Saturday, 3 July 2010

Fun with numbers

One article from the Mail and one from the Sun today which both show a less than comprehensive grasp of statistics. But it's not solely down to stupidity - the headlines they have used fit their agenda, even if the numbers don't.

So from the Mail:

'Winning banned in two-thirds of schools'. And the article does reveal a new poll that:

surveyed almost 300 primary and secondary schools and found that 69 per cent reward all participants in sports days.

It doesn't explain what these rewards are, but that doesn't necessarily mean 'winning' is 'banned'.

Indeed, it then goes on to totally contradict the headline:

Nine per cent of all schools refuse to single out any winners at all.

Ah. So it's only 9% then. Not two-thirds.

Over in the Sun, a report on a poll about a referendum on changing the voting system. YouGov asked:

In view of spending cuts, is it appropriate to spend £80million on an AV referendum now?

It's not clear where the £80million figure comes from - the article states it could cost 'up to' that amount. And while 46% said inappropriate, 35% said appropriate and 19% said don't know.

But they also asked:

Regardless of how you would vote, do you support the principle of holding a referendum?

69% said yes and only 12% were opposed.

The Sun's headline for this support for a referendum?

The Sun oppose the referendum, as the Mail wants everyone to think political correctness has gone mad at school sports days, hence the headlines. Presumably they just hope people won't notice what's actually been said.

(Hat-tip Adam Bienkov)


  1. Classic behaviour from the tabs, but also I wouldn't put too much faith in YouGov polls as an accurate measure of people's opinions. You get paid for each poll you answer and sometimes there can be several per week, so a lot of respondents (myself included it has to be said - though I rarely answer them at all now) simply click on "Don't know" or the first thing they see just to get to the end of the thing. Not to mention the rigid structure of the multiple choice options and the ludicrously leading way in which many of the questions are phrased.

  2. The Murdoch press wouldn't think a referendum was a waste of money if it was on any subject to do with the EU, would it?

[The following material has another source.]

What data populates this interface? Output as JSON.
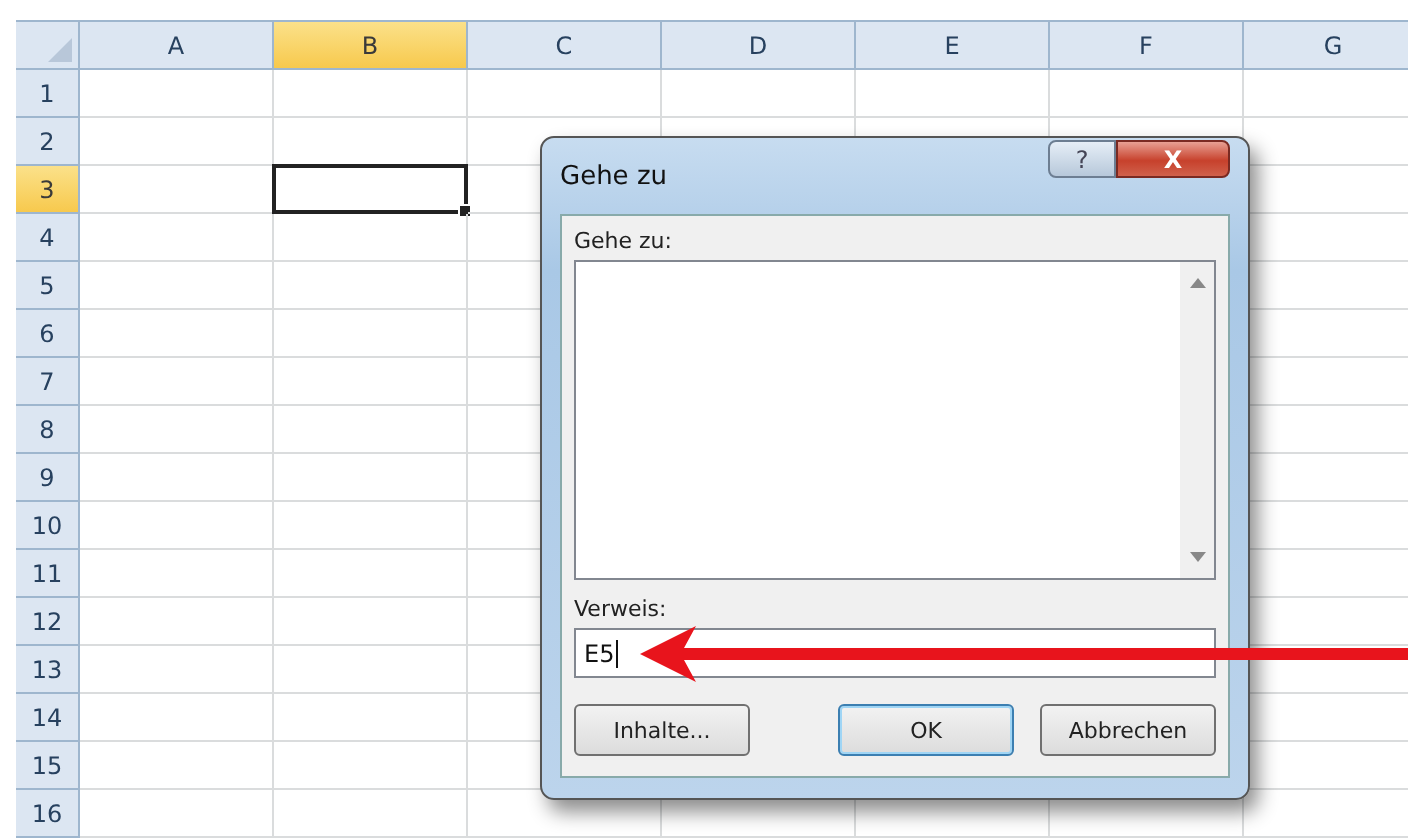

  3. The DM have been plugging the ConDem line that they are going to 'reintroduce' competitive sports in schools for the past couple of weeks despite lots of comments with evidence to the contrary -including mine.

    If schools have not had competitive sports, I want to know where the hell my daughter has been when she was allegedly playing netball and rounders against other schools for the past few years.

    And telling people about the London Youth Games which involves schools in all London boroughs doesn't wash either. The line is 'no competitive sports because of these lefty PC gone mad liberals', and there ain't a thing that anyone can say that will persuade them otherwise.

  4. The other salient thing to note is that nearly all sports commentators agree that part of the reason for England's terrible performance at this year's World Cup is that English kids play competitive games too early. It stunts growth and hinders creativity. In Spain (the winners!), children don't play competitive games until much later than here.